Virginia Giacosa

Cuando Florencia lo vio a Bernie por primera vez quedó impactada. Y no era para menos. Ese morocho, de 1,85 y musculoso, tenía un porte y un color poco habitual en estas tierras. "Vendía anteojos de sol en La Florida, y yo iba con una amiga todos los domingos para verlo a él", contó esta rosarina de 23 años que desde casi tres está en pareja con Bernard. Él es oriundo de Tanzania (ubicado en la costa este de África Central, al norte de Kenia y Uganda, al oeste de Ruanda y el Congo, al sur de Zambia y Mozambique) y juntos tuvieron a Adiventina, una niña de un año y medio.

Bernard llegó poco antes de 2002 a Rosario. Como muchos otros africanos, lo hizo como polizón a bordo de un barco. Aunque su historia es bastante diferente a la de los demás jóvenes que llegaron peticionando refugio, las vueltas de la vida hicieron que un día se embarcara para salir de su país. Trabajó de marinero en Panamá y más tarde decidió esconderse en un barco de ultramar para llegar a aguas argentinas, donde sabía de antemano, que encontraría a muchos de sus compatriotas.

"Después de perderlo de vista por unas semanas, me lo encontré en la esquina de Entre Ríos y Córdoba, justo enfrente del local de ropa donde yo trabajaba", cuenta Florencia que como no se animaba a hablar con él envío a una amiga de mensajera. Su amiga fue la encargada de darle su número de teléfono y a partir de ahí comenzaron las conversaciones hasta que un día pusieron un lugar de encuentro.

"Nos citamos en la esquina de San Martín y Rioja. Al principio tenía miedo, no sabía quién era, de dónde había venido y me asusté pensando en que podía pasarme algo. Y aunque estuve a punto de no ir, como temí que pensara que lo discriminaba, al final me animé", contó la chica.

Cuando se vieron, él la tomó de la mano para cruzar la calle y ese momento fue crucial. "Sentí un calor en todo el cuerpo que nunca antes me había pasado", dijo la chica y aseguró que desde ahí nunca más la volvió a soltar.

Actualmente, alquilan un departamento en el centro de la ciudad, sostienen un puesto de venta con habilitación municipal que ofrece gorras, relojes y accesorios en la esquina de Entre Ríos y Córdoba y compran ropa en Buenos Aires para vender en un local que tienen con su hermana en las afueras de Rosario. "La verdad que él es muy cuidadoso con el dinero, le gusta ahorrar, administrar bien y cuida lo que gana", cuenta.

Aunque Bernard habla inglés, fuwalili –que es su lengua materna– no tiene problemas para comunicarse en español y con una frase bien argentina resume todo lo que su mujer dice de él: "No hay que tirar manteca al techo".

Desde que salió de su país no regresó.

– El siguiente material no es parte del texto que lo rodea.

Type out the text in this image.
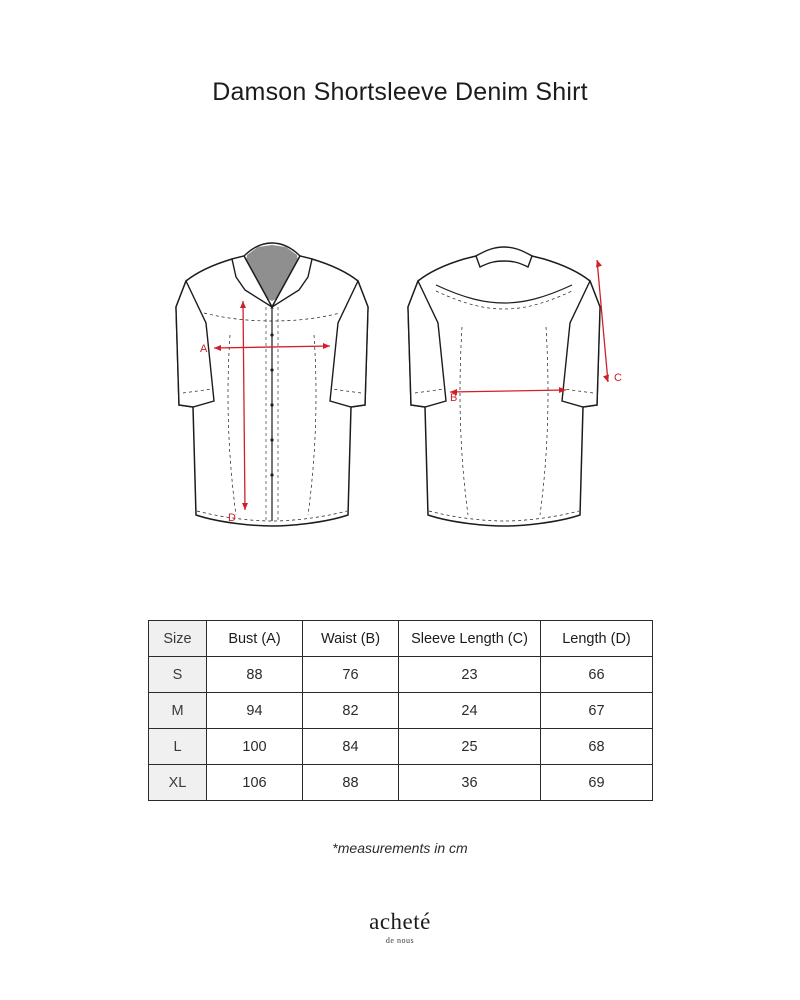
Damson Shortsleeve Denim Shirt
A
D
B
C
Size	Bust (A)	Waist (B)	Sleeve Length (C)	Length (D)
S	88	76	23	66
M	94	82	24	67
L	100	84	25	68
XL	106	88	36	69
*measurements in cm
acheté
de nous
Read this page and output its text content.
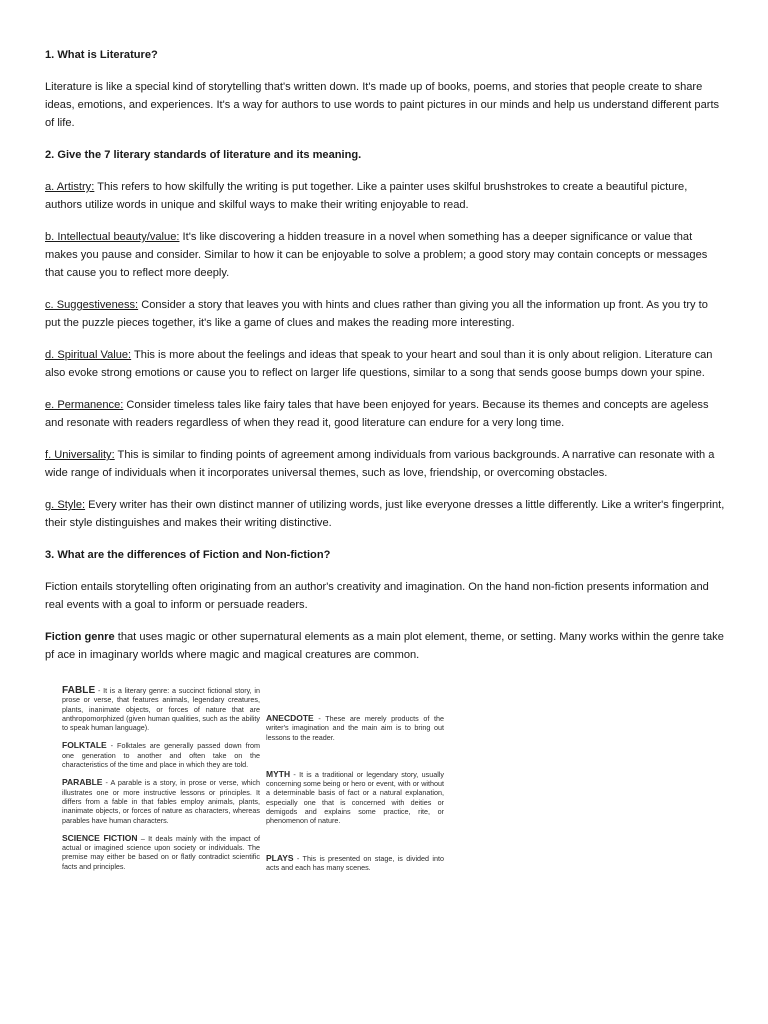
1. What is Literature?

Literature is like a special kind of storytelling that's written down. It's made up of books, poems, and stories that people create to share ideas, emotions, and experiences. It's a way for authors to use words to paint pictures in our minds and help us understand different parts of life.

2. Give the 7 literary standards of literature and its meaning.

a. Artistry: This refers to how skilfully the writing is put together. Like a painter uses skilful brushstrokes to create a beautiful picture, authors utilize words in unique and skilful ways to make their writing enjoyable to read.

b. Intellectual beauty/value: It's like discovering a hidden treasure in a novel when something has a deeper significance or value that makes you pause and consider. Similar to how it can be enjoyable to solve a problem; a good story may contain concepts or messages that cause you to reflect more deeply.

c. Suggestiveness: Consider a story that leaves you with hints and clues rather than giving you all the information up front. As you try to put the puzzle pieces together, it's like a game of clues and makes the reading more interesting.

d. Spiritual Value: This is more about the feelings and ideas that speak to your heart and soul than it is only about religion. Literature can also evoke strong emotions or cause you to reflect on larger life questions, similar to a song that sends goose bumps down your spine.

e. Permanence: Consider timeless tales like fairy tales that have been enjoyed for years. Because its themes and concepts are ageless and resonate with readers regardless of when they read it, good literature can endure for a very long time.

f. Universality: This is similar to finding points of agreement among individuals from various backgrounds. A narrative can resonate with a wide range of individuals when it incorporates universal themes, such as love, friendship, or overcoming obstacles.

g. Style: Every writer has their own distinct manner of utilizing words, just like everyone dresses a little differently. Like a writer's fingerprint, their style distinguishes and makes their writing distinctive.

3. What are the differences of Fiction and Non-fiction?

Fiction entails storytelling often originating from an author's creativity and imagination. On the hand non-fiction presents information and real events with a goal to inform or persuade readers.

Fiction genre that uses magic or other supernatural elements as a main plot element, theme, or setting. Many works within the genre take pf ace in imaginary worlds where magic and magical creatures are common.

FABLE - It is a literary genre: a succinct fictional story, in prose or verse, that features animals, legendary creatures, plants, inanimate objects, or forces of nature that are anthropomorphized (given human qualities, such as the ability to speak human language).

FOLKTALE - Folktales are generally passed down from one generation to another and often take on the characteristics of the time and place in which they are told.

PARABLE - A parable is a story, in prose or verse, which illustrates one or more instructive lessons or principles. It differs from a fable in that fables employ animals, plants, inanimate objects, or forces of nature as characters, whereas parables have human characters.

SCIENCE FICTION – It deals mainly with the impact of actual or imagined science upon society or individuals. The premise may either be based on or flatly contradict scientific facts and principles.

ANECDOTE - These are merely products of the writer's imagination and the main aim is to bring out lessons to the reader.

MYTH - It is a traditional or legendary story, usually concerning some being or hero or event, with or without a determinable basis of fact or a natural explanation, especially one that is concerned with deities or demigods and explains some practice, rite, or phenomenon of nature.

PLAYS - This is presented on stage, is divided into acts and each has many scenes.
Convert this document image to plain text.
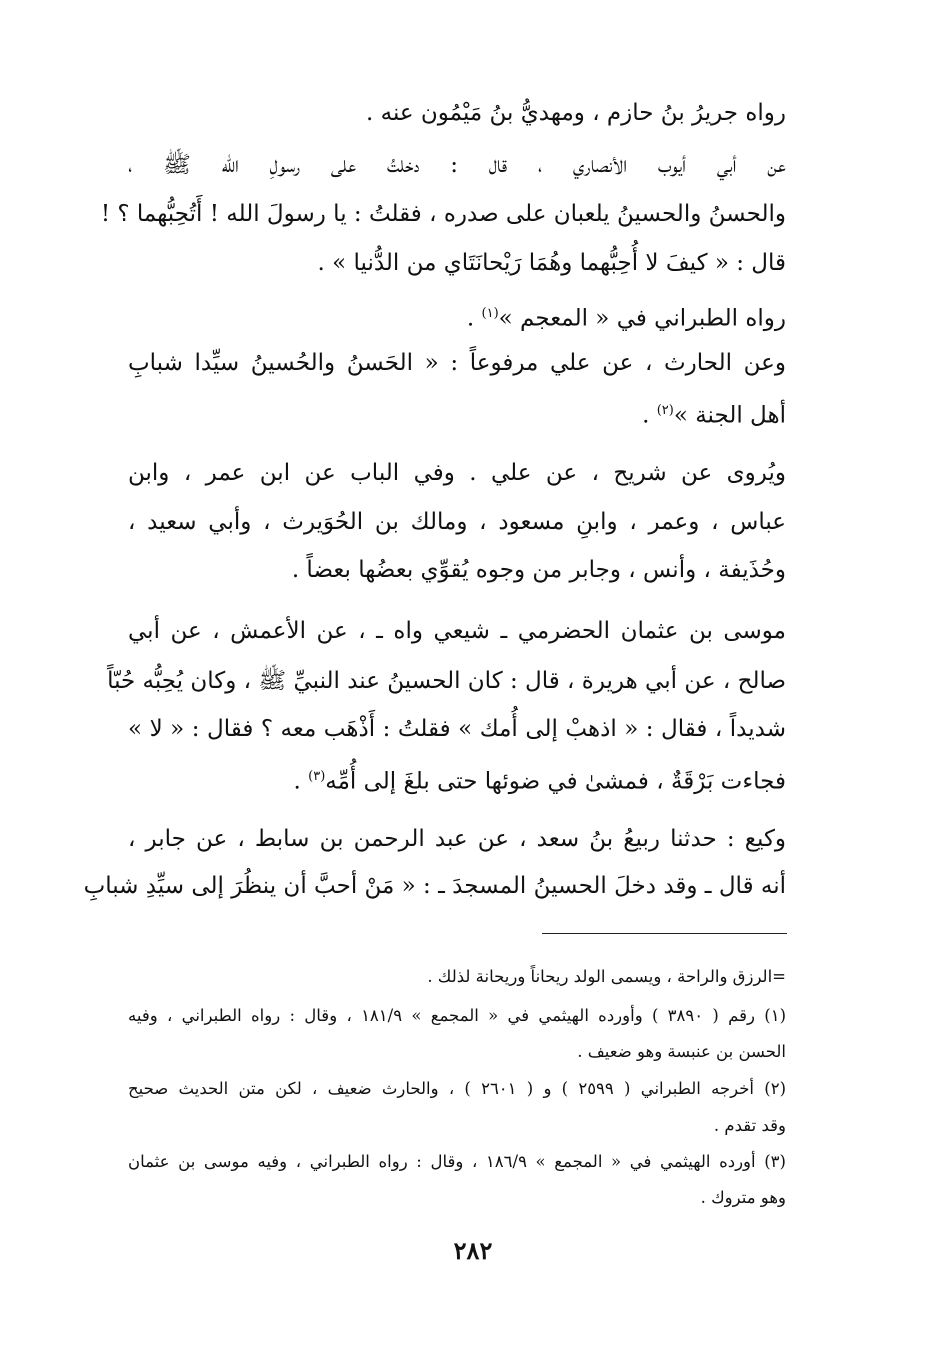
رواه جريرُ بنُ حازم ، ومهديُّ بنُ مَيْمُون عنه .
عن أبي أيوب الأنصاري ، قال : دخلتُ على رسولِ الله ﷺ ،
والحسنُ والحسينُ يلعبان على صدره ، فقلتُ : يا رسولَ الله ! أَتُحِبُّهما ؟ !
قال : « كيفَ لا أُحِبُّهما وهُمَا رَيْحانَتَاي من الدُّنيا » .
رواه الطبراني في « المعجم »$^{(١)}$ .
وعن الحارث ، عن علي مرفوعاً : « الحَسنُ والحُسينُ سيِّدا شبابِ
أهل الجنة »$^{(٢)}$ .
ويُروى عن شريح ، عن علي . وفي الباب عن ابن عمر ، وابن
عباس ، وعمر ، وابنِ مسعود ، ومالك بن الحُوَيرث ، وأبي سعيد ،
وحُذَيفة ، وأنس ، وجابر من وجوه يُقوِّي بعضُها بعضاً .
موسى بن عثمان الحضرمي ـ شيعي واه ـ ، عن الأعمش ، عن أبي
صالح ، عن أبي هريرة ، قال : كان الحسينُ عند النبيِّ ﷺ ، وكان يُحِبُّه حُبّاً
شديداً ، فقال : « اذهبْ إلى أُمك » فقلتُ : أَذْهَب معه ؟ فقال : « لا »
فجاءت بَرْقَةٌ ، فمشىٰ في ضوئها حتى بلغَ إلى أُمِّه$^{(٣)}$ .
وكيع : حدثنا ربيعُ بنُ سعد ، عن عبد الرحمن بن سابط ، عن جابر ،
أنه قال ـ وقد دخلَ الحسينُ المسجدَ ـ : « مَنْ أحبَّ أن ينظُرَ إلى سيِّدِ شبابِ
=الرزق والراحة ، ويسمى الولد ريحاناً وريحانة لذلك .
(١) رقم ( ٣٨٩٠ ) وأورده الهيثمي في « المجمع » ١٨١/٩ ، وقال : رواه الطبراني ، وفيه
الحسن بن عنبسة وهو ضعيف .
(٢) أخرجه الطبراني ( ٢٥٩٩ ) و ( ٢٦٠١ ) ، والحارث ضعيف ، لكن متن الحديث صحيح
وقد تقدم .
(٣) أورده الهيثمي في « المجمع » ١٨٦/٩ ، وقال : رواه الطبراني ، وفيه موسى بن عثمان
وهو متروك .
٢٨٢
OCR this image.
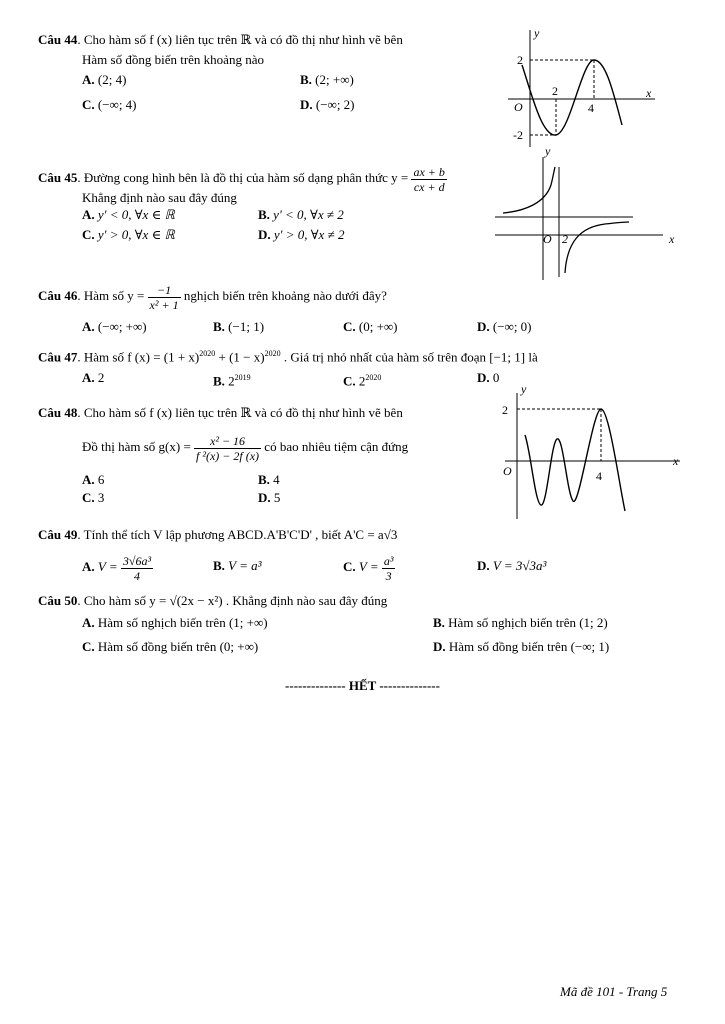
Câu 44. Cho hàm số f (x) liên tục trên ℝ và có đồ thị như hình vẽ bên
Hàm số đồng biến trên khoảng nào
A. (2; 4)	B. (2; +∞)
C. (−∞; 4)	D. (−∞; 2)
y
x
O
2
2
4
-2
Câu 45. Đường cong hình bên là đồ thị của hàm số dạng phân thức $y = \frac{ax + b}{cx + d}$
Khẳng định nào sau đây đúng
A. y' < 0, ∀x ∈ ℝ	B. y' < 0, ∀x ≠ 2
C. y' > 0, ∀x ∈ ℝ	D. y' > 0, ∀x ≠ 2
y
x
O 2
Câu 46. Hàm số $y = \frac{-1}{\text{x² + 1}}$ nghịch biến trên khoảng nào dưới đây?
A. (−∞; +∞)	B. (−1; 1)	C. (0; +∞)	D. (−∞; 0)
Câu 47. Hàm số f $(x) = (1 + x)^{2020} + (1 - x)^{2020}$ . Giá trị nhỏ nhất của hàm số trên đoạn [−1; 1] là
A. 2	B. $2^{2019}$	C. $2^{2020}$	D. 0
Câu 48. Cho hàm số f (x) liên tục trên ℝ và có đồ thị như hình vẽ bên
Đồ thị hàm số $g(x) = \frac{\text{x² − 16}}{\text{f ²(x) − 2f (x)}}$ có bao nhiêu tiệm cận đứng
A. 6	B. 4
C. 3	D. 5
y
x
O
2
4
Câu 49. Tính thể tích V lập phương ABCD.A'B'C'D' , biết A'C = a√3
A. $V = \frac{\text{3√6a³}}{4}$	B. V = a³	C. $V = \frac{\text{a³}}{3}$	D. V = 3√3a³
Câu 50. Cho hàm số y = √(2x − x²) . Khẳng định nào sau đây đúng
A. Hàm số nghịch biến trên (1; +∞)	B. Hàm số nghịch biến trên (1; 2)
C. Hàm số đồng biến trên (0; +∞)	D. Hàm số đồng biến trên (−∞; 1)
-------------- HẾT --------------
Mã đề 101 - Trang 5
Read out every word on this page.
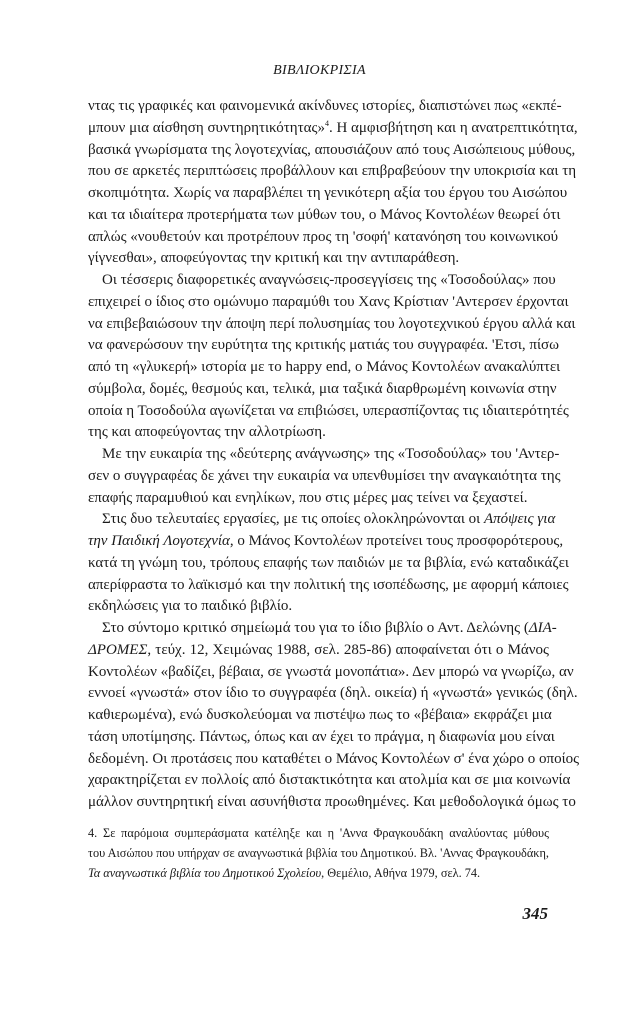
ΒΙΒΛΙΟΚΡΙΣΙΑ
ντας τις γραφικές και φαινομενικά ακίνδυνες ιστορίες, διαπιστώνει πως «εκπέ-
μπουν μια αίσθηση συντηρητικότητας»$^4$. Η αμφισβήτηση και η ανατρεπτικότητα,
βασικά γνωρίσματα της λογοτεχνίας, απουσιάζουν από τους Αισώπειους μύθους,
που σε αρκετές περιπτώσεις προβάλλουν και επιβραβεύουν την υποκρισία και τη
σκοπιμότητα. Χωρίς να παραβλέπει τη γενικότερη αξία του έργου του Αισώπου
και τα ιδιαίτερα προτερήματα των μύθων του, ο Μάνος Κοντολέων θεωρεί ότι
απλώς «νουθετούν και προτρέπουν προς τη 'σοφή' κατανόηση του κοινωνικού
γίγνεσθαι», αποφεύγοντας την κριτική και την αντιπαράθεση.
Οι τέσσερις διαφορετικές αναγνώσεις-προσεγγίσεις της «Τοσοδούλας» που
επιχειρεί ο ίδιος στο ομώνυμο παραμύθι του Χανς Κρίστιαν 'Αντερσεν έρχονται
να επιβεβαιώσουν την άποψη περί πολυσημίας του λογοτεχνικού έργου αλλά και
να φανερώσουν την ευρύτητα της κριτικής ματιάς του συγγραφέα. 'Ετσι, πίσω
από τη «γλυκερή» ιστορία με το happy end, ο Μάνος Κοντολέων ανακαλύπτει
σύμβολα, δομές, θεσμούς και, τελικά, μια ταξικά διαρθρωμένη κοινωνία στην
οποία η Τοσοδούλα αγωνίζεται να επιβιώσει, υπερασπίζοντας τις ιδιαιτερότητές
της και αποφεύγοντας την αλλοτρίωση.
Με την ευκαιρία της «δεύτερης ανάγνωσης» της «Τοσοδούλας» του 'Αντερ-
σεν ο συγγραφέας δε χάνει την ευκαιρία να υπενθυμίσει την αναγκαιότητα της
επαφής παραμυθιού και ενηλίκων, που στις μέρες μας τείνει να ξεχαστεί.
Στις δυο τελευταίες εργασίες, με τις οποίες ολοκληρώνονται οι Απόψεις για
την Παιδική Λογοτεχνία, ο Μάνος Κοντολέων προτείνει τους προσφορότερους,
κατά τη γνώμη του, τρόπους επαφής των παιδιών με τα βιβλία, ενώ καταδικάζει
απερίφραστα το λαϊκισμό και την πολιτική της ισοπέδωσης, με αφορμή κάποιες
εκδηλώσεις για το παιδικό βιβλίο.
Στο σύντομο κριτικό σημείωμά του για το ίδιο βιβλίο ο Αντ. Δελώνης (ΔΙΑ-
ΔΡΟΜΕΣ, τεύχ. 12, Χειμώνας 1988, σελ. 285-86) αποφαίνεται ότι ο Μάνος
Κοντολέων «βαδίζει, βέβαια, σε γνωστά μονοπάτια». Δεν μπορώ να γνωρίζω, αν
εννοεί «γνωστά» στον ίδιο το συγγραφέα (δηλ. οικεία) ή «γνωστά» γενικώς (δηλ.
καθιερωμένα), ενώ δυσκολεύομαι να πιστέψω πως το «βέβαια» εκφράζει μια
τάση υποτίμησης. Πάντως, όπως και αν έχει το πράγμα, η διαφωνία μου είναι
δεδομένη. Οι προτάσεις που καταθέτει ο Μάνος Κοντολέων σ' ένα χώρο ο οποίος
χαρακτηρίζεται εν πολλοίς από διστακτικότητα και ατολμία και σε μια κοινωνία
μάλλον συντηρητική είναι ασυνήθιστα προωθημένες. Και μεθοδολογικά όμως το
4. Σε παρόμοια συμπεράσματα κατέληξε και η 'Αννα Φραγκουδάκη αναλύοντας μύθους
του Αισώπου που υπήρχαν σε αναγνωστικά βιβλία του Δημοτικού. Βλ. 'Αννας Φραγκουδάκη,
Τα αναγνωστικά βιβλία του Δημοτικού Σχολείου, Θεμέλιο, Αθήνα 1979, σελ. 74.
345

Incluso, no pudo despedirse de su mamá que murió un día antes que él intentara comunicarse con ella para contarle que sería papá. "La nena se llama Adiventina como su abuela. Me pareció justo que fuera así", señaló Florencia.

Si bien ella dejó de trabajar cuando nació la nena, desde hace un tiempo comenzó a hacer algunas producciones como modelo para marcas de la ciudad.  "Él es muy tradicional y prefiere que me encargue de criar a la nena", dice. "Es un hombre diferente. Como vivió tantos años solo, se plancha su ropa, limpia, no es machista", dice Florencia entre risas a sabiendas que entre sus amigas rosarinas esos detalles son una envidia.

Pero para que él no se sienta tan lejos de su tierra, ella apendió a hacer algunos platos típicos de la cocina africana como el fufu o patgi (un estofado natural que lleva pollo, carne, cebolla, pimiento, tomate natural, ají). "Es una especie de sopa, una salsa liviana y jugosa que se come con la mano", cuenta.

El arroz ahumado, otro de sus platos preferidos, lo aprendió con sólo mirarlo. "No se hace con agua como nosotros, sino con aceite, para que se salga el almidón y el vapor lo vaya cocinando", explica Florencia que suele agasajar a varios de los africanos que viven en la ciudad y a veces se reunen en su casa. "Por cómo cocino para ellos soy una negra más", concluyó.